How ME/CFS Is Actually Diagnosed
Because there’s no blood test or biomarker that confirms ME/CFS, diagnosis relies on symptom criteria established by the Institute of Medicine in 2015. Three symptoms are required: a substantial drop in your ability to function that lasts more than six months and involves fatigue that is new, not explained by ongoing exertion, and not relieved by rest; post-exertional malaise, where symptoms worsen after physical, mental, or emotional effort that previously wouldn’t have been a problem; and unrefreshing sleep, where a full night’s rest doesn’t reduce tiredness.

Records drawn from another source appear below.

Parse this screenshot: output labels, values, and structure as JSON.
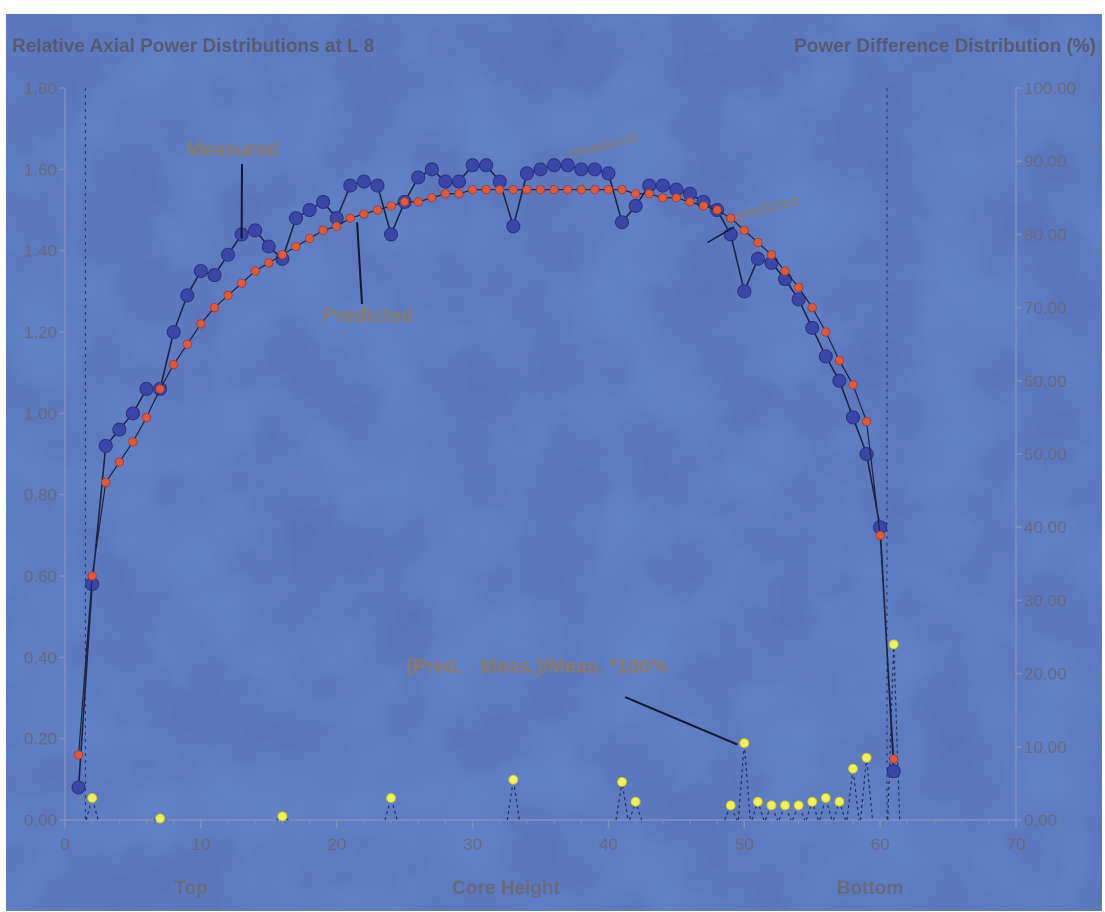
{
  "chart_data": {
    "type": "line",
    "title_left": "Relative Axial Power Distributions at L 8",
    "title_right": "Power Difference Distribution (%)",
    "xlabel": "Core Height",
    "x_region_labels": [
      "Top",
      "Bottom"
    ],
    "xlim": [
      0,
      70
    ],
    "ylim_left": [
      0,
      1.8
    ],
    "ylim_right": [
      0,
      100
    ],
    "x_ticks": [
      "0",
      "10",
      "20",
      "30",
      "40",
      "50",
      "60",
      "70"
    ],
    "y_left_ticks": [
      "0.00",
      "0.20",
      "0.40",
      "0.60",
      "0.80",
      "1.00",
      "1.20",
      "1.40",
      "1.60",
      "1.80"
    ],
    "y_right_ticks": [
      "0.00",
      "10.00",
      "20.00",
      "30.00",
      "40.00",
      "50.00",
      "60.00",
      "70.00",
      "80.00",
      "90.00",
      "100.00"
    ],
    "annotations": {
      "measured_big": "Measured",
      "predicted_big": "Predicted",
      "measured_small": "measured",
      "predicted_small": "predicted",
      "difference": "(Pred. - Meas.)/Meas. *100%"
    },
    "colors": {
      "background": "#5670b6",
      "measured": "#3a46a8",
      "predicted": "#e05a3a",
      "difference": "#f0f060",
      "line": "#1e2440"
    },
    "series": [
      {
        "name": "Measured",
        "axis": "left",
        "x": [
          1,
          2,
          3,
          4,
          5,
          6,
          7,
          8,
          9,
          10,
          11,
          12,
          13,
          14,
          15,
          16,
          17,
          18,
          19,
          20,
          21,
          22,
          23,
          24,
          25,
          26,
          27,
          28,
          29,
          30,
          31,
          32,
          33,
          34,
          35,
          36,
          37,
          38,
          39,
          40,
          41,
          42,
          43,
          44,
          45,
          46,
          47,
          48,
          49,
          50,
          51,
          52,
          53,
          54,
          55,
          56,
          57,
          58,
          59,
          60,
          61
        ],
        "values": [
          0.08,
          0.58,
          0.92,
          0.96,
          1.0,
          1.06,
          1.06,
          1.2,
          1.29,
          1.35,
          1.34,
          1.39,
          1.44,
          1.45,
          1.41,
          1.38,
          1.48,
          1.5,
          1.52,
          1.48,
          1.56,
          1.57,
          1.56,
          1.44,
          1.52,
          1.58,
          1.6,
          1.57,
          1.57,
          1.61,
          1.61,
          1.57,
          1.46,
          1.59,
          1.6,
          1.61,
          1.61,
          1.6,
          1.6,
          1.59,
          1.47,
          1.51,
          1.56,
          1.56,
          1.55,
          1.54,
          1.52,
          1.5,
          1.44,
          1.3,
          1.38,
          1.37,
          1.33,
          1.28,
          1.21,
          1.14,
          1.08,
          0.99,
          0.9,
          0.72,
          0.12
        ]
      },
      {
        "name": "Predicted",
        "axis": "left",
        "x": [
          1,
          2,
          3,
          4,
          5,
          6,
          7,
          8,
          9,
          10,
          11,
          12,
          13,
          14,
          15,
          16,
          17,
          18,
          19,
          20,
          21,
          22,
          23,
          24,
          25,
          26,
          27,
          28,
          29,
          30,
          31,
          32,
          33,
          34,
          35,
          36,
          37,
          38,
          39,
          40,
          41,
          42,
          43,
          44,
          45,
          46,
          47,
          48,
          49,
          50,
          51,
          52,
          53,
          54,
          55,
          56,
          57,
          58,
          59,
          60,
          61
        ],
        "values": [
          0.16,
          0.6,
          0.83,
          0.88,
          0.93,
          0.99,
          1.06,
          1.12,
          1.17,
          1.22,
          1.26,
          1.29,
          1.32,
          1.35,
          1.37,
          1.39,
          1.41,
          1.43,
          1.45,
          1.46,
          1.48,
          1.49,
          1.5,
          1.51,
          1.52,
          1.52,
          1.53,
          1.54,
          1.54,
          1.55,
          1.55,
          1.55,
          1.55,
          1.55,
          1.55,
          1.55,
          1.55,
          1.55,
          1.55,
          1.55,
          1.55,
          1.54,
          1.54,
          1.53,
          1.53,
          1.52,
          1.51,
          1.5,
          1.48,
          1.45,
          1.42,
          1.39,
          1.35,
          1.31,
          1.26,
          1.2,
          1.13,
          1.07,
          0.98,
          0.7,
          0.15
        ]
      },
      {
        "name": "Difference",
        "axis": "right",
        "x": [
          2,
          7,
          16,
          24,
          33,
          41,
          42,
          49,
          50,
          51,
          52,
          53,
          54,
          55,
          56,
          57,
          58,
          59,
          61
        ],
        "values": [
          3,
          0.2,
          0.5,
          3,
          5.5,
          5.2,
          2.5,
          2,
          10.5,
          2.5,
          2,
          2,
          2,
          2.5,
          3,
          2.5,
          7,
          8.5,
          24
        ]
      }
    ]
  }
}
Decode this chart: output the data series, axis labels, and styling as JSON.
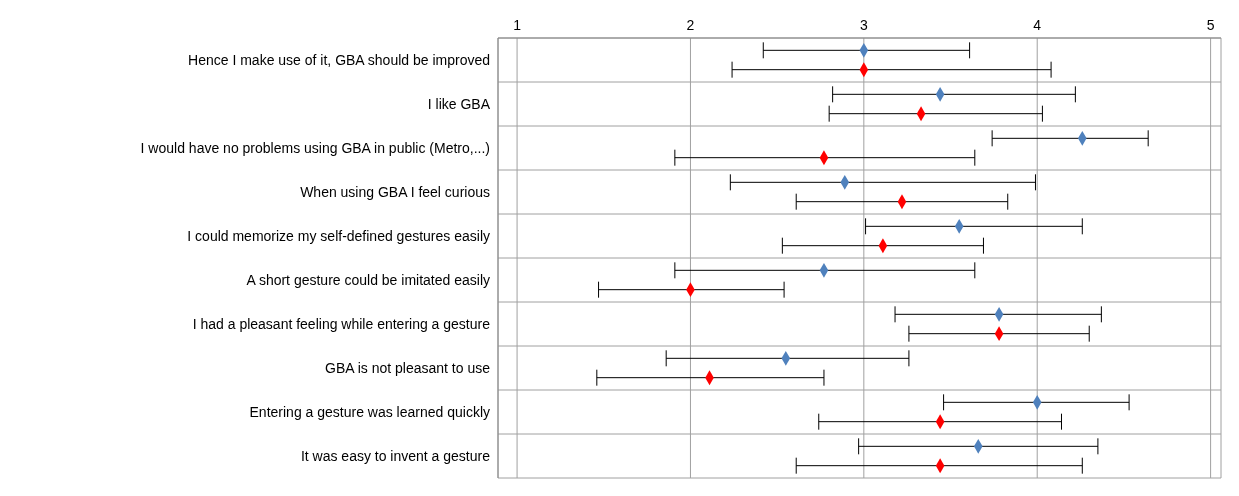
{
  "chart_data": {
    "type": "scatter",
    "orientation": "horizontal",
    "marker": "diamond",
    "grid": true,
    "categories": [
      "Hence I make use of it, GBA should be improved",
      "I like GBA",
      "I would have no problems using GBA in public (Metro,...)",
      "When using GBA I feel curious",
      "I could memorize my self-defined gestures easily",
      "A short gesture could be imitated easily",
      "I had a pleasant feeling while entering a gesture",
      "GBA is not pleasant  to use",
      "Entering a gesture was learned quickly",
      "It was easy to invent a gesture"
    ],
    "series": [
      {
        "color": "#4f81bd",
        "values": [
          3.0,
          3.44,
          4.26,
          2.89,
          3.55,
          2.77,
          3.78,
          2.55,
          4.0,
          3.66
        ],
        "errors": [
          [
            2.42,
            3.61
          ],
          [
            2.82,
            4.22
          ],
          [
            3.74,
            4.64
          ],
          [
            2.23,
            3.99
          ],
          [
            3.01,
            4.26
          ],
          [
            1.91,
            3.64
          ],
          [
            3.18,
            4.37
          ],
          [
            1.86,
            3.26
          ],
          [
            3.46,
            4.53
          ],
          [
            2.97,
            4.35
          ]
        ]
      },
      {
        "color": "#ff0000",
        "values": [
          3.0,
          3.33,
          2.77,
          3.22,
          3.11,
          2.0,
          3.78,
          2.11,
          3.44,
          3.44
        ],
        "errors": [
          [
            2.24,
            4.08
          ],
          [
            2.8,
            4.03
          ],
          [
            1.91,
            3.64
          ],
          [
            2.61,
            3.83
          ],
          [
            2.53,
            3.69
          ],
          [
            1.47,
            2.54
          ],
          [
            3.26,
            4.3
          ],
          [
            1.46,
            2.77
          ],
          [
            2.74,
            4.14
          ],
          [
            2.61,
            4.26
          ]
        ]
      }
    ],
    "xlim": [
      0.89,
      5.06
    ],
    "xticks": [
      1,
      2,
      3,
      4,
      5
    ]
  }
}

You also need at least one of two additional symptoms: cognitive impairment affecting thinking, memory, and information processing, or orthostatic intolerance, where symptoms worsen when you stand up. These symptoms must be present at least half the time at moderate or greater severity.
Where the Science Stands Now
ME/CFS occupies an uncomfortable space in medicine. The immune abnormalities are real and reproducible: autoantibodies, dysfunctional natural killer cells, abnormal inflammatory signaling, and impaired cellular energy production. The demographic and onset patterns parallel autoimmune disease. But the condition doesn’t yet fit neatly into the autoimmune category because the evidence varies between patients, no single autoantibody has been proven to cause the illness, and the largest trial of an autoimmune treatment was negative overall.
The National Institute of Neurological Disorders and Stroke has made ME/CFS a priority, developing a research roadmap presented in 2024 that focuses on the immune system, metabolism, chronic infections, and nervous system involvement. The working hypothesis gaining traction among researchers is that ME/CFS likely involves autoimmune mechanisms in at least some patients, particularly those whose illness began after a viral infection, but that the full picture probably involves multiple interacting systems rather than a single autoimmune process.